AC-16(04) Association of Attributes by Authorized Individuals
Provide the capability to associate ac-16.4_prm_1 with ac-16.4_prm_2 by authorized individuals (or processes acting on behalf of individuals).
| Parameter ID | Definition |
|---|---|
| ac-16.4_prm_1 | organization-defined security and privacy attributes |
| ac-16.4_prm_2 | organization-defined subjects and objects |
| ac-16.04_odp.01 | security attributes |
| ac-16.04_odp.02 | security attributes |
| ac-16.04_odp.03 | privacy attributes |
| ac-16.04_odp.04 | privacy attributes |
| ac-16.04_odp.05 | subjects |
| ac-16.04_odp.06 | objects |
| ac-16.04_odp.07 | subjects |
| ac-16.04_odp.08 | objects |
Baselines
- L
- M
- H
- P
Guidance
Systems, in general, provide the capability for privileged users to assign security and privacy attributes to system-defined subjects (e.g., users) and objects (e.g., directories, files, and ports).
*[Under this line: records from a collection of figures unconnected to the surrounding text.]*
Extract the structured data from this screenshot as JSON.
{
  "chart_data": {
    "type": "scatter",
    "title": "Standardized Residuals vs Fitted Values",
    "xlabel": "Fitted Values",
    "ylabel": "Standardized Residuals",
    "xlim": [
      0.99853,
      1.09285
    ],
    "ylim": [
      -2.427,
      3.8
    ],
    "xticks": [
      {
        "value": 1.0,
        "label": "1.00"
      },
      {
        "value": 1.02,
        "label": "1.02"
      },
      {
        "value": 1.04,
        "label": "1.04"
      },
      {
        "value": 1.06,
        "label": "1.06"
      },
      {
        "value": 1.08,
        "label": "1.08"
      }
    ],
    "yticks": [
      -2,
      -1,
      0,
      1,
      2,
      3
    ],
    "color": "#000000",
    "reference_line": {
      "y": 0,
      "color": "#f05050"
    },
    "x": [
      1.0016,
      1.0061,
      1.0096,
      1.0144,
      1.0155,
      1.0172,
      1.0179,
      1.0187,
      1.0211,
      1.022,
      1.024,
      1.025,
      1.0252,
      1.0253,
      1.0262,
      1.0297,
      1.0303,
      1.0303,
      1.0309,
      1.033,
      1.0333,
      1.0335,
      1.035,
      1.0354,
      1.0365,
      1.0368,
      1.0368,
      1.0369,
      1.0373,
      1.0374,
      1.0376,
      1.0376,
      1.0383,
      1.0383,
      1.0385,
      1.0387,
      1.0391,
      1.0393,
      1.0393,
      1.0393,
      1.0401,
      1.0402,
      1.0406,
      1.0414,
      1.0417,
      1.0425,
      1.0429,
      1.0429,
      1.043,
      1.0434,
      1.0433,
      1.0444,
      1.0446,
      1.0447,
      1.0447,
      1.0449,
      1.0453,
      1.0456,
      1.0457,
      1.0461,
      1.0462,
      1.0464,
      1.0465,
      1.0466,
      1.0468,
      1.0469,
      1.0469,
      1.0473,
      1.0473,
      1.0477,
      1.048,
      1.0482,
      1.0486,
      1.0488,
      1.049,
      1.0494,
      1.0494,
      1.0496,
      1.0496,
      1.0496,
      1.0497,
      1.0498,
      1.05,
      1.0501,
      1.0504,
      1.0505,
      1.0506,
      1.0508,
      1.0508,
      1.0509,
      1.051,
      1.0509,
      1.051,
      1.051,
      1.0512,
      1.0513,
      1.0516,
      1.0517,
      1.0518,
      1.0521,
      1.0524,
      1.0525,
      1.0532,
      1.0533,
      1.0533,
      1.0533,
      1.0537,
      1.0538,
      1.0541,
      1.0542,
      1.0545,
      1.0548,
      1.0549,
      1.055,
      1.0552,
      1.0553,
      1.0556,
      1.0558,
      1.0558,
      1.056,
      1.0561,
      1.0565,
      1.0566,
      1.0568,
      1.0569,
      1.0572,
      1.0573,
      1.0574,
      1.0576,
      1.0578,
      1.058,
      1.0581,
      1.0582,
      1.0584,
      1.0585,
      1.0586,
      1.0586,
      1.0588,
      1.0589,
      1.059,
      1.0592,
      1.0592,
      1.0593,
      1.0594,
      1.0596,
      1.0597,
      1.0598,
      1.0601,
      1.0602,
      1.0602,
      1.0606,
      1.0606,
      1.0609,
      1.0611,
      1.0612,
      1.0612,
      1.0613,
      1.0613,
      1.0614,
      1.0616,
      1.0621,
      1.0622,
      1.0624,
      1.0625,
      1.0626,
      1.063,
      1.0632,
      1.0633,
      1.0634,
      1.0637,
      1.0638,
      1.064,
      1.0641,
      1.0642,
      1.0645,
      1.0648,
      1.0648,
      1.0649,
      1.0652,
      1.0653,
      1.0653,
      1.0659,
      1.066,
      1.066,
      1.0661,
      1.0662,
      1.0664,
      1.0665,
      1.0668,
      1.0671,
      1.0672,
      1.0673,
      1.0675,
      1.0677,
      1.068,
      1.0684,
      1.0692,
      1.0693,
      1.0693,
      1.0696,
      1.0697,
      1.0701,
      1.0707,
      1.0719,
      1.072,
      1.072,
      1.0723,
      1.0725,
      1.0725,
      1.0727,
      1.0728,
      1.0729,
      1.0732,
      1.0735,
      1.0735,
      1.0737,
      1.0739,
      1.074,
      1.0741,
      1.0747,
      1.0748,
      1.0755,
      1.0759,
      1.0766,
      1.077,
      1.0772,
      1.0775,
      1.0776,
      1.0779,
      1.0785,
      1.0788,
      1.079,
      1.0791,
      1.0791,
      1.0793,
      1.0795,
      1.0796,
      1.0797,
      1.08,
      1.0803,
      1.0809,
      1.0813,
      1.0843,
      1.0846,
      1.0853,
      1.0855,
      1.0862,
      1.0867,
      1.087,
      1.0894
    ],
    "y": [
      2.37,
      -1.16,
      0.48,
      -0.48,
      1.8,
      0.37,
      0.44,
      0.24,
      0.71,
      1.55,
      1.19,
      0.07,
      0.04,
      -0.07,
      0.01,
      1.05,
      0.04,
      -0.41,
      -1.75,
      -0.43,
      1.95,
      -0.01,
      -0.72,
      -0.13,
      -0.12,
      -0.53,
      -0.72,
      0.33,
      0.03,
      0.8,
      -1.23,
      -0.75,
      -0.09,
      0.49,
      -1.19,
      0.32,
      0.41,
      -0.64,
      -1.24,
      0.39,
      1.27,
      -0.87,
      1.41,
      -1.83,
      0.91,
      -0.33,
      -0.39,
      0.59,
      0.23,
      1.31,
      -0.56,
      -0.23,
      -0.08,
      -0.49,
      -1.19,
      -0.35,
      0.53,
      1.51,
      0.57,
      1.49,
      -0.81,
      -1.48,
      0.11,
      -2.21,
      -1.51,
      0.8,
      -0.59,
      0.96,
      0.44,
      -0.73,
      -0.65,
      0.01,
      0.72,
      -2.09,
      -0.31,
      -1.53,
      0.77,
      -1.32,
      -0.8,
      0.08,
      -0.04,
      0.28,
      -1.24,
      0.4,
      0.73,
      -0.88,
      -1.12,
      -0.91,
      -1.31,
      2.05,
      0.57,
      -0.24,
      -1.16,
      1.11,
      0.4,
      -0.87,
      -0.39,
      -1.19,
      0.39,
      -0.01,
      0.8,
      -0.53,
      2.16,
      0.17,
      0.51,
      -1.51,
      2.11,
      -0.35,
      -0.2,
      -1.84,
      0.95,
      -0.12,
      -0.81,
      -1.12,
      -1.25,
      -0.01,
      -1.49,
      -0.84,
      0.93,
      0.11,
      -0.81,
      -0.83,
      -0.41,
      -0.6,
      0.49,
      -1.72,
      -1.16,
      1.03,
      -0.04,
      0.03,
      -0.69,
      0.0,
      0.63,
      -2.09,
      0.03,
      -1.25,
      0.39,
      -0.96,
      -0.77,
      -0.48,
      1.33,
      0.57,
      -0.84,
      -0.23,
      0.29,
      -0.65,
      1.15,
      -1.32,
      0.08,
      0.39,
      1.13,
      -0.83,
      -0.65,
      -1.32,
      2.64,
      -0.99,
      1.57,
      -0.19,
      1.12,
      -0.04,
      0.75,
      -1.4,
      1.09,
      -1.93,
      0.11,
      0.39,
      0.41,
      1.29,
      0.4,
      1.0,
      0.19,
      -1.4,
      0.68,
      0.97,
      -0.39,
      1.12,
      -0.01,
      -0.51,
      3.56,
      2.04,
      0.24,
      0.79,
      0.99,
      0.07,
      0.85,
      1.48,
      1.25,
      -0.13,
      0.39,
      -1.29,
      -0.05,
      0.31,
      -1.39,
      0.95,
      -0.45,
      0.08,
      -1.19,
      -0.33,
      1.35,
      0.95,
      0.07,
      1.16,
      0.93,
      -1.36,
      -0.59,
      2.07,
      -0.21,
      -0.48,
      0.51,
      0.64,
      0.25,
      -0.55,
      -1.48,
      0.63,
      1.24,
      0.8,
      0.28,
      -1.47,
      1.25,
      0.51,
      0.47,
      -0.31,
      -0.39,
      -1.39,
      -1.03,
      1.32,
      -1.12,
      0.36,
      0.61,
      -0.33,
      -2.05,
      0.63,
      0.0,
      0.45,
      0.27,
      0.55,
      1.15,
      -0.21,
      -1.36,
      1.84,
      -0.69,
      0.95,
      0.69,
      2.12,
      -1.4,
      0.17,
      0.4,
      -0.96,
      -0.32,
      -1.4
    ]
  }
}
Some systems provide additional capability for general users to assign security and privacy attributes to additional objects (e.g., files, emails). The association of attributes by authorized individuals is described in the design documentation. The support provided by systems can include prompting users to select security and privacy attributes to be associated with information objects, employing automated mechanisms to categorize information with attributes based on defined policies, or ensuring that the combination of the security or privacy attributes selected is valid. Organizations consider the creation, deletion, or modification of attributes when defining auditable events.